Each new school year I reflect on the significance of beginnings and what the concept of “New Year” means.


When we lived in the Arctic, my family and I had the good fortune to meet and learn from an Inuit elder and religious leader, Armand Tagoona.

Tagoona once said that the idea of a “New Year” often made him think about what it looks like in the Arctic just after a blizzard. He described the pristine whiteness of the new snow, aput, that not only lay on the ground, but had been spread over everything in sight like frosting on a frozen cake.

He said, “A new year gives you the chance to leave your mark on the fresh new snow that no one has yet walked on. You can choose the direction you wish to travel. Your footprints will leave a trail that will be unique to you, although others may choose to follow you. What will you do when you go outside and face that new snow? What route will you take? Will you be able to help others who face that same challenge and may choose to follow your path?”
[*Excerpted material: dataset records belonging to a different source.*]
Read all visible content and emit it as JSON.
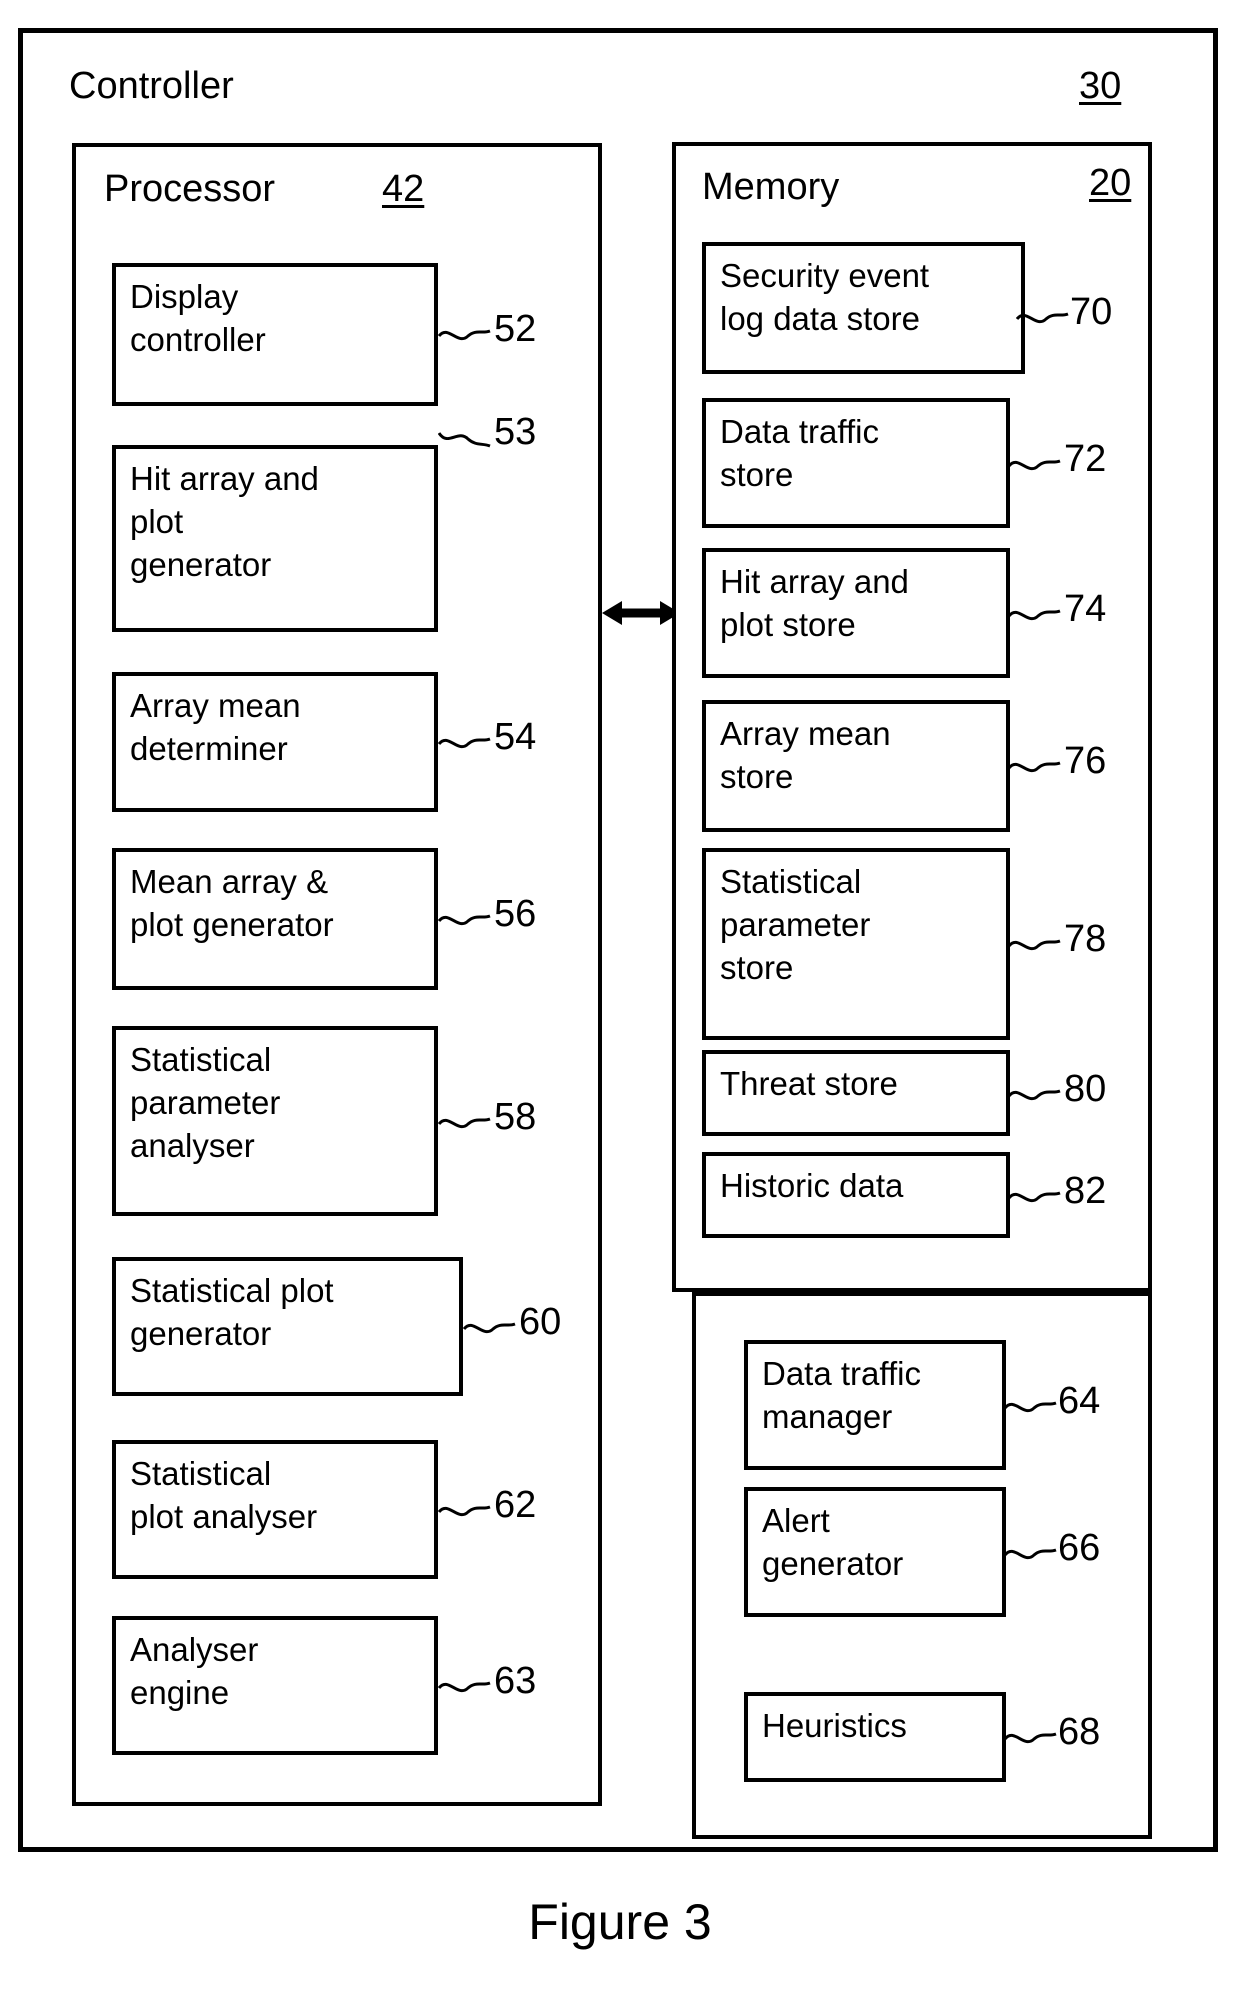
{
  "figure": {
    "caption": "Figure 3"
  },
  "controller": {
    "title": "Controller",
    "ref": "30"
  },
  "processor": {
    "title": "Processor",
    "ref": "42",
    "blocks": [
      {
        "label": "Display\ncontroller",
        "ref": "52"
      },
      {
        "label": "Hit array and\nplot\ngenerator",
        "ref": "53"
      },
      {
        "label": "Array mean\ndeterminer",
        "ref": "54"
      },
      {
        "label": "Mean array &\nplot generator",
        "ref": "56"
      },
      {
        "label": "Statistical\nparameter\nanalyser",
        "ref": "58"
      },
      {
        "label": "Statistical plot\ngenerator",
        "ref": "60"
      },
      {
        "label": "Statistical\nplot analyser",
        "ref": "62"
      },
      {
        "label": "Analyser\nengine",
        "ref": "63"
      }
    ]
  },
  "memory": {
    "title": "Memory",
    "ref": "20",
    "blocks": [
      {
        "label": "Security event\nlog data store",
        "ref": "70"
      },
      {
        "label": "Data traffic\nstore",
        "ref": "72"
      },
      {
        "label": "Hit array and\nplot store",
        "ref": "74"
      },
      {
        "label": "Array mean\nstore",
        "ref": "76"
      },
      {
        "label": "Statistical\nparameter\nstore",
        "ref": "78"
      },
      {
        "label": "Threat store",
        "ref": "80"
      },
      {
        "label": "Historic data",
        "ref": "82"
      }
    ]
  },
  "services": {
    "blocks": [
      {
        "label": "Data traffic\nmanager",
        "ref": "64"
      },
      {
        "label": "Alert\ngenerator",
        "ref": "66"
      },
      {
        "label": "Heuristics",
        "ref": "68"
      }
    ]
  },
  "connector": {
    "name": "processor-memory-bus",
    "direction": "bidirectional"
  },
  "colors": {
    "ink": "#000000",
    "paper": "#ffffff"
  }
}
Teachers and students are quite lucky in that we have a number of formal beginnings, one being the start of the new school year and the other being the “New Year” in January. For me, these points in the year represent opportunities to challenge myself to do begin anew, to try and do better for my students and to recommit to Springbank Middle School’s mission, that “We care our self, others, teaching, learning and the Earth!“.

As we begin this new school year, it is my hope to challenge my students to join me on this learning journey so that together we can make good decisions about the directions that we will take. With some thought, passion and hard work we can both blaze our own path and also leave trails that may help others find their way as well as we step onto this fresh “new snow”.